Chey Jae-won, SK Group’s senior vice chairman and younger brother of Chairman Chey Tae-won, has been banned from travelling overseas on allegations that he amassed tens of billions of won in illicit slush funds.

The Seoul Central District Prosecutors’ Office, which leads the probe, suspects that the younger Chey raised the funds by falsifying the value of transactions between the group’s subsidiaries and subcontractors. The prosecutors have secured some documents after a raid on the offices of the subcontractors, local reports said.

The prosecutors’ office refused to confirm, citing an ongoing investigation.

Investigators, according to the reports, suspect that the slush funds may have been used to bribe government officials in exchange for business favors.
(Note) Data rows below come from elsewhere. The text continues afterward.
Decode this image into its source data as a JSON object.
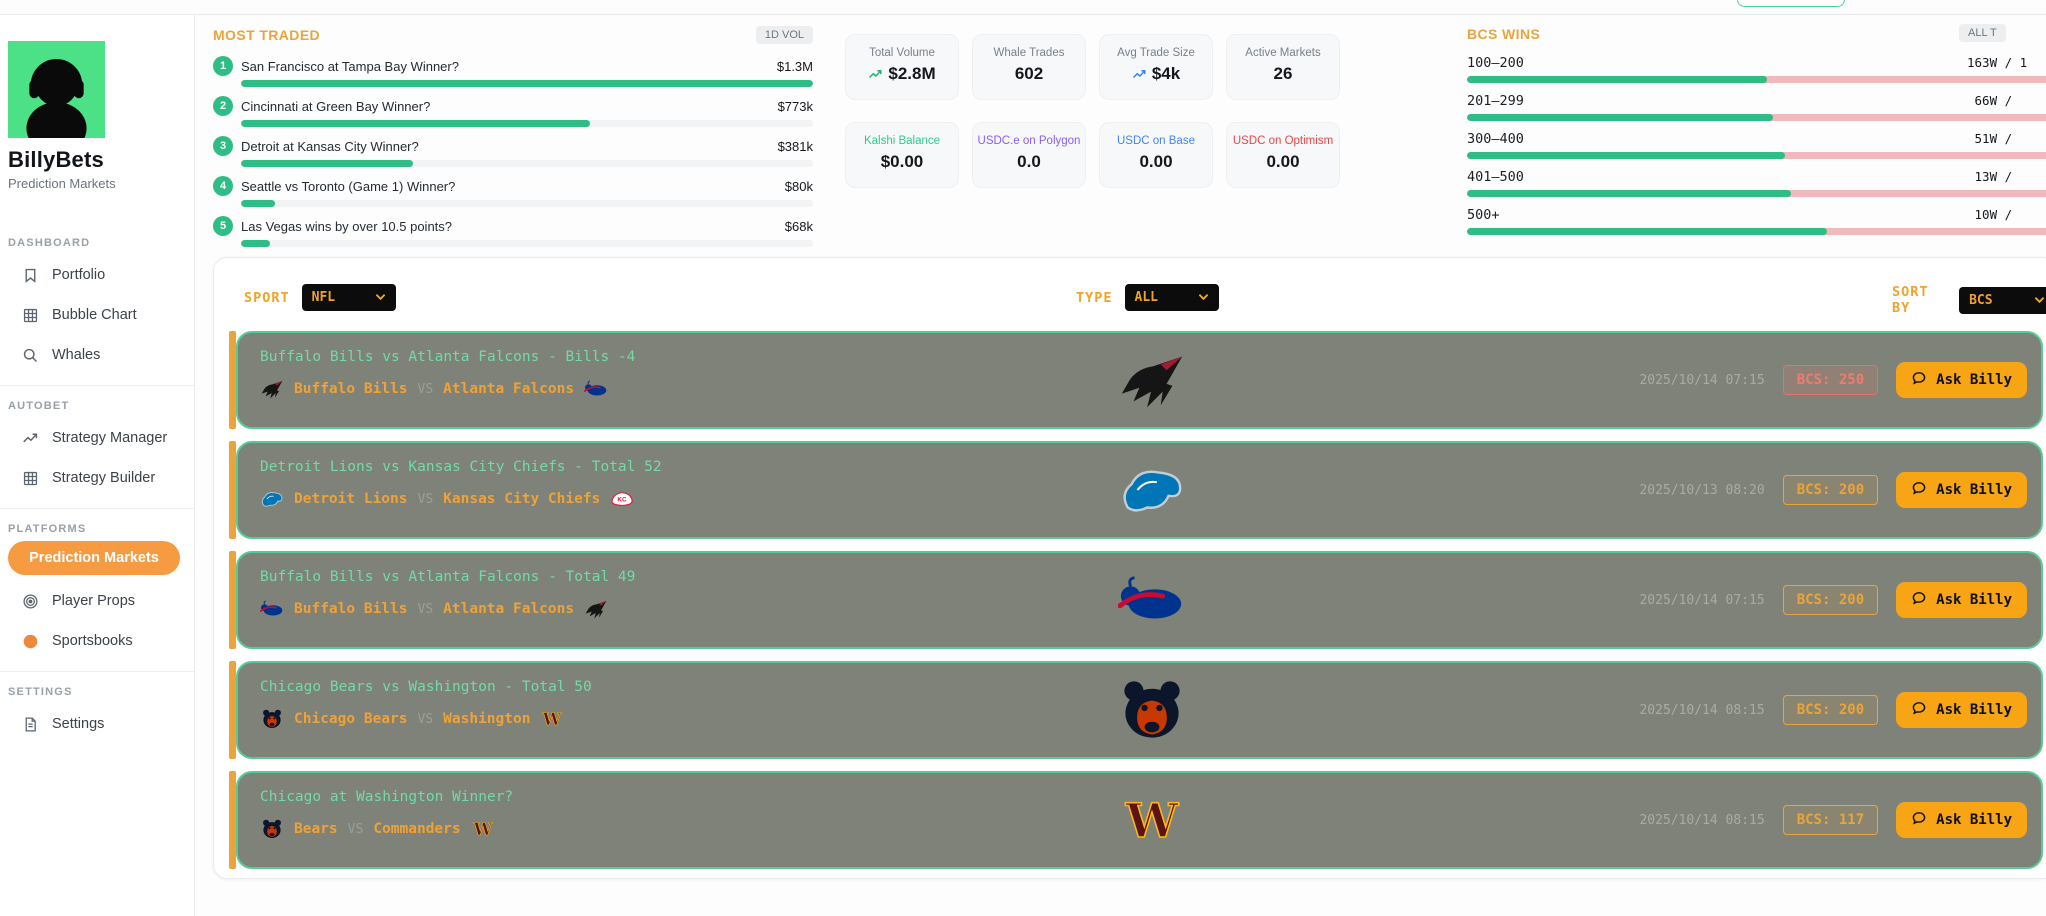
{
  "labels": {
    "vs": "VS",
    "ask": "Ask Billy"
  },
  "colors": {
    "accent_orange": "#F0A32A",
    "green": "#2EBD85",
    "bar_pink": "#F2B9BC",
    "market_card_bg": "#7E8278",
    "market_card_border": "#56CB93",
    "market_title_green": "#72DBA6",
    "team_orange": "#F0A236",
    "ask_button_bg": "#F7A514",
    "bcs_badge_red": "#E4736B",
    "bcs_badge_orange": "#EDA33C",
    "sidebar_active_bg": "#F79B42",
    "avatar_green": "#4CE087"
  },
  "sidebar": {
    "brand": {
      "name": "BillyBets",
      "subtitle": "Prediction Markets",
      "avatar_icon": "headphones-person-avatar"
    },
    "sections": [
      {
        "label": "DASHBOARD",
        "items": [
          {
            "label": "Portfolio",
            "icon": "bookmark-icon"
          },
          {
            "label": "Bubble Chart",
            "icon": "grid-icon"
          },
          {
            "label": "Whales",
            "icon": "search-icon"
          }
        ]
      },
      {
        "label": "AUTOBET",
        "items": [
          {
            "label": "Strategy Manager",
            "icon": "trend-up-icon"
          },
          {
            "label": "Strategy Builder",
            "icon": "grid-icon"
          }
        ]
      },
      {
        "label": "PLATFORMS",
        "items": [
          {
            "label": "Prediction Markets",
            "icon": null,
            "active": true
          },
          {
            "label": "Player Props",
            "icon": "target-icon"
          },
          {
            "label": "Sportsbooks",
            "icon": "orange-dot-icon"
          }
        ]
      },
      {
        "label": "SETTINGS",
        "items": [
          {
            "label": "Settings",
            "icon": "file-icon"
          }
        ]
      }
    ]
  },
  "most_traded": {
    "title": "MOST TRADED",
    "badge": "1D VOL",
    "items": [
      {
        "rank": "1",
        "label": "San Francisco at Tampa Bay Winner?",
        "value": "$1.3M",
        "pct": 100
      },
      {
        "rank": "2",
        "label": "Cincinnati at Green Bay Winner?",
        "value": "$773k",
        "pct": 61
      },
      {
        "rank": "3",
        "label": "Detroit at Kansas City Winner?",
        "value": "$381k",
        "pct": 30
      },
      {
        "rank": "4",
        "label": "Seattle vs Toronto (Game 1) Winner?",
        "value": "$80k",
        "pct": 6
      },
      {
        "rank": "5",
        "label": "Las Vegas wins by over 10.5 points?",
        "value": "$68k",
        "pct": 5
      }
    ]
  },
  "stats": {
    "cards": [
      {
        "label": "Total Volume",
        "value": "$2.8M",
        "trend_icon": "trend-up-icon",
        "trend_color": "#22B573"
      },
      {
        "label": "Whale Trades",
        "value": "602"
      },
      {
        "label": "Avg Trade Size",
        "value": "$4k",
        "trend_icon": "trend-up-icon",
        "trend_color": "#3B82F6"
      },
      {
        "label": "Active Markets",
        "value": "26"
      },
      {
        "label": "Kalshi Balance",
        "value": "$0.00",
        "label_color": "#2FCC8B"
      },
      {
        "label": "USDC.e on Polygon",
        "value": "0.0",
        "label_color": "#8B5CF6"
      },
      {
        "label": "USDC on Base",
        "value": "0.00",
        "label_color": "#4285F4"
      },
      {
        "label": "USDC on Optimism",
        "value": "0.00",
        "label_color": "#EF4444"
      }
    ]
  },
  "bcs_wins": {
    "title": "BCS WINS",
    "badge": "ALL T",
    "rows": [
      {
        "range": "100–200",
        "record": "163W / 1",
        "green_pct": 50
      },
      {
        "range": "201–299",
        "record": " 66W /",
        "green_pct": 51
      },
      {
        "range": "300–400",
        "record": " 51W /",
        "green_pct": 53
      },
      {
        "range": "401–500",
        "record": " 13W /",
        "green_pct": 54
      },
      {
        "range": "500+",
        "record": " 10W /",
        "green_pct": 60
      }
    ]
  },
  "filters": {
    "sport": {
      "label": "SPORT",
      "value": "NFL"
    },
    "type": {
      "label": "TYPE",
      "value": "ALL"
    },
    "sort": {
      "label": "SORT BY",
      "value": "BCS"
    }
  },
  "markets": [
    {
      "title": "Buffalo Bills vs Atlanta Falcons - Bills -4",
      "team1": "Buffalo Bills",
      "team2": "Atlanta Falcons",
      "left_logo": "falcons",
      "right_logo": "bills",
      "center_logo": "falcons",
      "date": "2025/10/14 07:15",
      "bcs": "BCS: 250",
      "bcs_style": "red"
    },
    {
      "title": "Detroit Lions vs Kansas City Chiefs - Total 52",
      "team1": "Detroit Lions",
      "team2": "Kansas City Chiefs",
      "left_logo": "lions",
      "right_logo": "chiefs",
      "center_logo": "lions",
      "date": "2025/10/13 08:20",
      "bcs": "BCS: 200",
      "bcs_style": "orange"
    },
    {
      "title": "Buffalo Bills vs Atlanta Falcons - Total 49",
      "team1": "Buffalo Bills",
      "team2": "Atlanta Falcons",
      "left_logo": "bills",
      "right_logo": "falcons",
      "center_logo": "bills",
      "date": "2025/10/14 07:15",
      "bcs": "BCS: 200",
      "bcs_style": "orange"
    },
    {
      "title": "Chicago Bears vs Washington - Total 50",
      "team1": "Chicago Bears",
      "team2": "Washington",
      "left_logo": "bears",
      "right_logo": "commanders",
      "center_logo": "bears",
      "date": "2025/10/14 08:15",
      "bcs": "BCS: 200",
      "bcs_style": "orange"
    },
    {
      "title": "Chicago at Washington Winner?",
      "team1": "Bears",
      "team2": "Commanders",
      "left_logo": "bears",
      "right_logo": "commanders",
      "center_logo": "commanders",
      "date": "2025/10/14 08:15",
      "bcs": "BCS: 117",
      "bcs_style": "orange"
    }
  ]
}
They also look suspiciously at the 12 billion won ($11 million) which Chey allegedly kept in a personal safe of Kim Jun-hong, CEO of a Kosdaq-listed firm who has been arrested on charges of stock price manipulation.

Kim, a former SK executive, is known as one of the closest aides to Chey.

SK Group said the money may belong to the vice chairman but it has nothing to do with the group.

SK, a family-controlled conglomerate concentrated on energy and telecom businesses, has come under the microscope of public prosecutors after it was recently revealed that it had paid a sizeable amount of money to a former tax official in what they suspect as an act of bribery.

Lee Hee-wan, formerly head of the National Tax Service’s investigative unit, received 50 million won a month between 2006 and last year from the group’s affiliates for his tax accounting services.

The prosecution suspects that the money may be a post-retirement payoff for undue favors Lee gave to SK while he served at NTS, heading tax probes into the group.